Lo cierto es que los goles son la salsa del fútbol, pero también es verdad que una millonada de tantos no asegura un buen partido de fútbol. De ahí la opinión de Cappa, que fue ayudante de Valdano en el gran Tenerife de mediados de los 90. Es verdad que algunos partidos de pocos goles han podido ser un partido emocionante. Pero esto es porque además del buen juego hubo ocasiones de marcar: sin estos momentos previos al gol, que las jugadas elaboran buscando la portería contraria, no puede haber nada bonito en el fútbol. Después, si hay suerte y la pelota entra, se produce el éxtasis, pero como éste siempre suele estar acompañado de ciertos sentimientos de venganza o resquemor hacia el adversario conviene no dejarse cegar por el objetivo. Por eso, el gol más fantástico y que más han querido emular todos los jugadores de fútbol fue un gol que no fue gol: un disparo que se inventó Pelé un día soleado del Mundial de México 70 desde el centro del campo en un partido contra Uruguay, y que no entró en las redes de la portería ajena por muy poco.
Aunque aquel balón no se coló en las redes, todo el grito victorioso del ¡gol! está en ese gesto y en esa pelota que vuela hacia el cielo y cae. Los antiguos griegos se referían a la ocasión propicia para aprovechar los goces de la vida con el nombre de kairós. No quiero ser falsamente bonachón y decir que lo que cuenta es la intención y no el resultado. No, el resultado importa y mucho, pero más que el resultado lo que de verdad importa es la manera como se consigue, que por lo demás suele favorecer a la corta y a la larga los buenos resultados. Esa bonita y eficaz manera de aprovecharse del kairós es lo que enseñan las jugadas que pueden no acabar en gol, como aquella inolvidable de Pelé, pero que señalan el camino ideal para hacer goles que no sólo signifiquen el triunfo personal de un jugador sino que a la vez sirvan como homenaje victorioso al juego que se practica.
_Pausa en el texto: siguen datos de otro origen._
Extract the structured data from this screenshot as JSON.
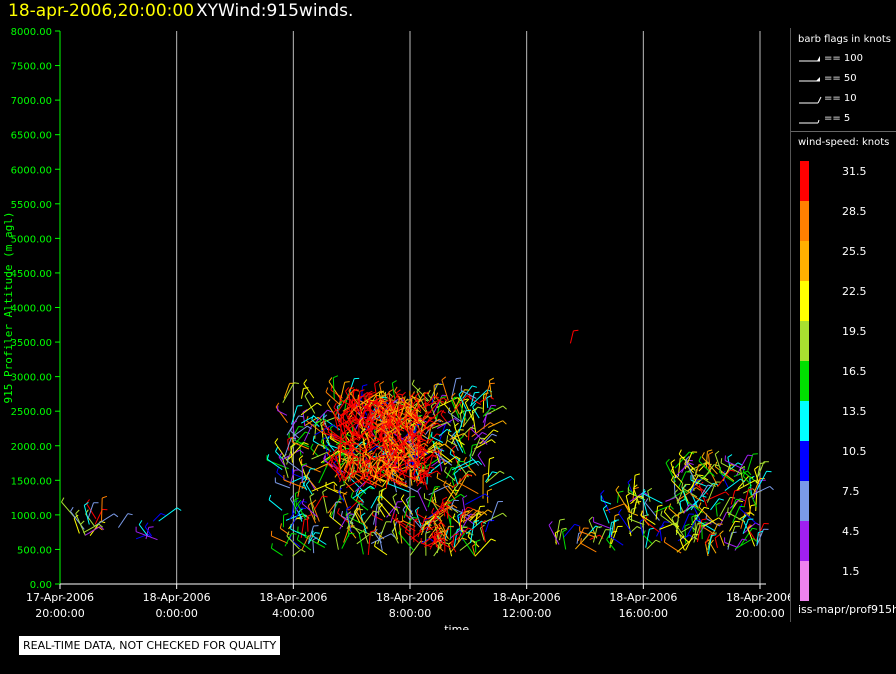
{
  "header": {
    "date_label": "18-apr-2006,20:00:00",
    "product_label": "XYWind:915winds."
  },
  "chart_data": {
    "type": "scatter",
    "subtype": "wind-barb time-height plot",
    "ylabel": "915 Profiler Altitude (m agl)",
    "xlabel": "time",
    "ylim": [
      0,
      8000
    ],
    "yticks": [
      "0.00",
      "500.00",
      "1000.00",
      "1500.00",
      "2000.00",
      "2500.00",
      "3000.00",
      "3500.00",
      "4000.00",
      "4500.00",
      "5000.00",
      "5500.00",
      "6000.00",
      "6500.00",
      "7000.00",
      "7500.00",
      "8000.00"
    ],
    "xrange_hours": [
      0,
      24
    ],
    "xticks": [
      {
        "hour": 0,
        "date": "17-Apr-2006",
        "time": "20:00:00"
      },
      {
        "hour": 4,
        "date": "18-Apr-2006",
        "time": "0:00:00"
      },
      {
        "hour": 8,
        "date": "18-Apr-2006",
        "time": "4:00:00"
      },
      {
        "hour": 12,
        "date": "18-Apr-2006",
        "time": "8:00:00"
      },
      {
        "hour": 16,
        "date": "18-Apr-2006",
        "time": "12:00:00"
      },
      {
        "hour": 20,
        "date": "18-Apr-2006",
        "time": "16:00:00"
      },
      {
        "hour": 24,
        "date": "18-Apr-2006",
        "time": "20:00:00"
      }
    ],
    "grid": "vertical lines at each x tick",
    "wind_clusters": [
      {
        "t0": 0.5,
        "t1": 1.5,
        "z0": 550,
        "z1": 1000,
        "speed": "mixed",
        "density": 16
      },
      {
        "t0": 2.0,
        "t1": 3.5,
        "z0": 600,
        "z1": 950,
        "speed": "low",
        "density": 8
      },
      {
        "t0": 7.6,
        "t1": 14.8,
        "z0": 400,
        "z1": 2700,
        "speed": "mixed",
        "density": 520
      },
      {
        "t0": 9.5,
        "t1": 12.6,
        "z0": 1400,
        "z1": 2600,
        "speed": "high",
        "density": 360
      },
      {
        "t0": 12.0,
        "t1": 14.0,
        "z0": 450,
        "z1": 1000,
        "speed": "high",
        "density": 40
      },
      {
        "t0": 16.8,
        "t1": 18.8,
        "z0": 450,
        "z1": 700,
        "speed": "mixed",
        "density": 16
      },
      {
        "t0": 18.6,
        "t1": 20.9,
        "z0": 450,
        "z1": 1300,
        "speed": "mixed",
        "density": 50
      },
      {
        "t0": 21.0,
        "t1": 24.0,
        "z0": 400,
        "z1": 1700,
        "speed": "mixed",
        "density": 150
      }
    ],
    "isolated_barbs": [
      {
        "t": 17.5,
        "z": 3480,
        "color": "#ff0000"
      }
    ]
  },
  "legend": {
    "barb_title": "barb flags in knots",
    "barb_items": [
      "== 100",
      "== 50",
      "== 10",
      "== 5"
    ],
    "speed_title": "wind-speed: knots",
    "speed_bins": [
      {
        "label": "31.5",
        "color": "#ff0000"
      },
      {
        "label": "28.5",
        "color": "#ff8000"
      },
      {
        "label": "25.5",
        "color": "#ffb000"
      },
      {
        "label": "22.5",
        "color": "#ffff00"
      },
      {
        "label": "19.5",
        "color": "#a8e030"
      },
      {
        "label": "16.5",
        "color": "#00e000"
      },
      {
        "label": "13.5",
        "color": "#00ffff"
      },
      {
        "label": "10.5",
        "color": "#0000ff"
      },
      {
        "label": "7.5",
        "color": "#7a9ae8"
      },
      {
        "label": "4.5",
        "color": "#a020f0"
      },
      {
        "label": "1.5",
        "color": "#ee82ee"
      }
    ],
    "footer": "iss-mapr/prof915h"
  },
  "qc_note": "REAL-TIME DATA, NOT CHECKED FOR QUALITY",
  "colors": {
    "axis": "#00ff00",
    "grid": "#bbbbbb",
    "date_title": "#ffff00"
  }
}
El gol que Zinedine Zidane marcó el 15 de mayo en Glasgow al Bayern Leverkusen (Vila-Matas, a pesar de ser culé, estará de acuerdo conmigo en que estas zetas mágicamente árabes emparentan al jugador francés, en más de un sentido, con aquella hermosa Sherezade que para no morir se pasó contando historias durante mil y una noches) fue un gol de esta clase. No sólo supuso a la postre el triunfo del Real Madrid sino que por añadidura supuso la victoria de la belleza futbolística, tantas veces ausente de los rectángulos de juego, y que en día como éstos, ¡en una Final de la Copa de Europa, además! nos devuelve a quienes empezamos a disfrutar del fútbol siendo pequeños aquella emoción infantil e infinita que todos hemos tenido que abandonar de alguna forma al hacernos mayores.
Esa emoción infinitamente alegre, casi loca, incondicional y estruendosamente jubilosa es la emoción vital del gol, del fútbol, de la vida vivida a través de los verdes campos de césped de los estadios donde se juega al balompié. Cuando Zidane empalmó, con su bella zamarra blanca y su elegante giro corporal, el balón que Roberto Carlos había bombeado al área, no pensé nada. Quizás inconscientemente di ese balón por perdido; tal vez en la tercera gradería, entre miles de aficionados, lo podrían encontrar al final del partido. Pero no, ese balón dibujó una volea fulminante y entró como una exhalación en la escuadra derecha de la portería alemana. Fue un gol hermoso y decisivo. Inesperado, liberador, irrepetible.
Mientras celebraba la jugada que acababa de presenciar, Zidane empezó a correr hacia el público como al galope humano. Y mientras en televisión, sólo en televisión, repetían el gol, tuve que restregarme los ojos. Cuánto hacía que no veíamos un gol soñado. Cuánto tiempo llevábamos esperando poder decir: ¡Qué bonito!